The paper tackles the problem of deep generative models lacking generalization to unseen attribute combinations, such as generating a smiling woman after only seeing a smiling man, by introducing a multilinear latent conditioning framework that captures multiplicative interactions between attributes, and demonstrates its efficacy on MNIST, Fashion-MNIST, and CelebA datasets.
Deep generative models rely on their inductive bias to facilitate generalization, especially for problems with high dimensional data, like images. However, empirical studies have shown that variational autoencoders (VAE) and generative adversarial networks (GAN) lack the generalization ability that occurs naturally in human perception. For example, humans can visualize a woman smiling after only seeing a smiling man.
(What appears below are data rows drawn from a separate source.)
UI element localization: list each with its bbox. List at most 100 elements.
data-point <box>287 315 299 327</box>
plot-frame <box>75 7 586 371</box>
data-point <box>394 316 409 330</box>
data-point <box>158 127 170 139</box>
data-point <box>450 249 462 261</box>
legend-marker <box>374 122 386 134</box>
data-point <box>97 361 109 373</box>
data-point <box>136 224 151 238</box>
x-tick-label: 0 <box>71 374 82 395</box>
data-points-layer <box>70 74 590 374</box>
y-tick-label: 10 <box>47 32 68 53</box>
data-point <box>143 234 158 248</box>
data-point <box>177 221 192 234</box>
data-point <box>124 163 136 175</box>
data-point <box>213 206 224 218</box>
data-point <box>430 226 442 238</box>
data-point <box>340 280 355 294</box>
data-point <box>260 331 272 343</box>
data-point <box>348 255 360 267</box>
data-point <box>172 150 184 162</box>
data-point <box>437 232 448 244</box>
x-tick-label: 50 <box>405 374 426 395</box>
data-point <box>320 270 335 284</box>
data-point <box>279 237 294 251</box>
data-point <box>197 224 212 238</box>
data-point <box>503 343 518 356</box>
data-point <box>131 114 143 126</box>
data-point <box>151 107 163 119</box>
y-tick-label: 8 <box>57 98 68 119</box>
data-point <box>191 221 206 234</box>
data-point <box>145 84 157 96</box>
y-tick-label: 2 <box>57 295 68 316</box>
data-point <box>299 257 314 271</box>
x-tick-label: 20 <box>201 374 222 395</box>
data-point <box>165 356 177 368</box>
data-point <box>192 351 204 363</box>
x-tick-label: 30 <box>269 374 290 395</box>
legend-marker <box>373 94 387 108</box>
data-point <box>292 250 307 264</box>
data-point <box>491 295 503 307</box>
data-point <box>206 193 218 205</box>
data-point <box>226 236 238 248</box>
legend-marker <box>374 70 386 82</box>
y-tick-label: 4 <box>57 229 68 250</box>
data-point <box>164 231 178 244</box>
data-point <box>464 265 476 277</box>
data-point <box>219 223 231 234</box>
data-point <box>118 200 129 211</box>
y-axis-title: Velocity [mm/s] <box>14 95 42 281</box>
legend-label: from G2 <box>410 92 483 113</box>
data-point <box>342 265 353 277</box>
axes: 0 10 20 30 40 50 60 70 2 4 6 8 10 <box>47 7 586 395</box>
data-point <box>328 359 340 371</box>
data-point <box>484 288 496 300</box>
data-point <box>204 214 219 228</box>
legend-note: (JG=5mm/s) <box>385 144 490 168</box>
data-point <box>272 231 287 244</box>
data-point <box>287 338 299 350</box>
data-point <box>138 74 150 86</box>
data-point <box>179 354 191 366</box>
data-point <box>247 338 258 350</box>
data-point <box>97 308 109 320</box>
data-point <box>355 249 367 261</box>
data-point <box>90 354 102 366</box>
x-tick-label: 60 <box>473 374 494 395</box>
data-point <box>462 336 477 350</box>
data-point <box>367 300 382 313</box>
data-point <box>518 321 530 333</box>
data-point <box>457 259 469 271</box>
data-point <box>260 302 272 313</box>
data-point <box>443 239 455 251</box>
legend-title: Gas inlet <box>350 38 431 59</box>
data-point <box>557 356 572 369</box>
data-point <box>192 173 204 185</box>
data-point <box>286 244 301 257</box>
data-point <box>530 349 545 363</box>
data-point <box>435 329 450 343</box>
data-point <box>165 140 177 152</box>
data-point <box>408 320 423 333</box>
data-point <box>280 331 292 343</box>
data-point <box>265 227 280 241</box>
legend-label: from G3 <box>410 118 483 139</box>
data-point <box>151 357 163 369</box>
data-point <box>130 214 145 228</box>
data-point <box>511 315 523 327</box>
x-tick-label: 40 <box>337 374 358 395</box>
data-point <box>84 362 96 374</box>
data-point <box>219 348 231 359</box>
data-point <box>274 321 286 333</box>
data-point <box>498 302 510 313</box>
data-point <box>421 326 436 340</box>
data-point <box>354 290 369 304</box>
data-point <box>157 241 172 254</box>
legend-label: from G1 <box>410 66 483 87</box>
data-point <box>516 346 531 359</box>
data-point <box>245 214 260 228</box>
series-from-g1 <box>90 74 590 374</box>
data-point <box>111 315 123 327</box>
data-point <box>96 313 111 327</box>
On the contrary, the standard conditional VAE (cVAE) is unable to generate unseen attribute combinations. To this end, we extend cVAE by introducing a multilinear latent conditioning framework that captures the multiplicative interactions between the attributes. We implement two variants of our model and demonstrate their efficacy on MNIST, Fashion-MNIST and CelebA. Altogether, we design a novel conditioning framework that can be used with any architecture to synthesize unseen attribute combinations.